The Australian record on providing consular and legal assistance to their accused citizens overseas - notably those accused by Washington of illegal activities - is patchy at best. Few will forget the case of David Hicks, whose public repudiation by the Howard government as an 'illegal combatant' while in US custody was something to behold.

Howard's foreign relations minister Alexander Downer was one of those keen to make the charge against Hicks, and is now having little sympathy for Assange. He has gone as far as calling Assange a 'morally appalling person', something of a 'public relations smart arse.' As usual, the fact that Assange can't be said to have actually broken any laws is not something that troubles Downer.

Then there is the information itself that Assange's outfit has provided to various papers for public consumption. The depiction of former Prime Minister Kevin Rudd was far from flattering. In one cable, he is described as a habitual 'control freak', a king of micromanagement mania. In another, his discussions with US Secretary of State Hillary Clinton show that, should Australian-US plans to integrate China into the international community fail, the use of force might be necessary.

Over the last few days, the WikiLeaks disclosures show that Rudd's political assassination was in the offing. Labor stalwart Senator Mark Arbib has, it seems, been happily offering information on the government's internal disputes to the US embassy in Canberra for some time.

Amidst all of this, Rudd has decided to run with a new theme. Assange is not, in fact, guilty for disclosing the cables at all. 'Mr. Assange is not himself responsible for the unauthorized release of 250,000 documents from the US diplomatic communications network. The Americans are responsible for that.'

This is not to say that Rudd has fallen in love with the cult of whistle blowing. The point he is at pains to make was rather than the US authorities are chasing the wrong man. 'The bad people in this little exercise are the people who gave the information to him, because they're the people who breached the trust. They deserve to be chased and prosecuted.' Blame, then, the providers of information, such as US private Bradley Manning, rather than the now emerging antipodean boy wonder, Assange. Votes are to be had at home, and given Labor's minority government, a good populist stab seems rather appealing.

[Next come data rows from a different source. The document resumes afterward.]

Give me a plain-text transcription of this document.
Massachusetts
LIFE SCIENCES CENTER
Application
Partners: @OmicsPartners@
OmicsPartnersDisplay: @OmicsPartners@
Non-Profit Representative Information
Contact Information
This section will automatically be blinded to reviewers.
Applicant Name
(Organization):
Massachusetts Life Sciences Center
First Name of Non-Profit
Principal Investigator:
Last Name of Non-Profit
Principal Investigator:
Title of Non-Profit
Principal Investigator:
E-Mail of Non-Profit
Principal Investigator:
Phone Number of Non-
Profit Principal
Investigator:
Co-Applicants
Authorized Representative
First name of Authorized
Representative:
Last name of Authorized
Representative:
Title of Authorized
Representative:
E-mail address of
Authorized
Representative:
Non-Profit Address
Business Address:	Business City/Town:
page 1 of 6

The American position stated by such officials as State Department spokesman P. J. Crowley is that Assange has stolen property in his possession. A demand for their return has been made, though the exercise is now academic, given that five notable newspapers possess the entire complement. The search for forging 'creative' charges against Assange is on. Officials in the state department should be mindful of the fact that seeking a trial of the Australian on US soil will be nigh impossible, especially if he gets to Sweden. Extradition treaties with Sweden tend to preclude matters of a criminal and political nature. The Gillard government in Canberra, in the meantime, will be hoping they have a vote grabbing hero at hand.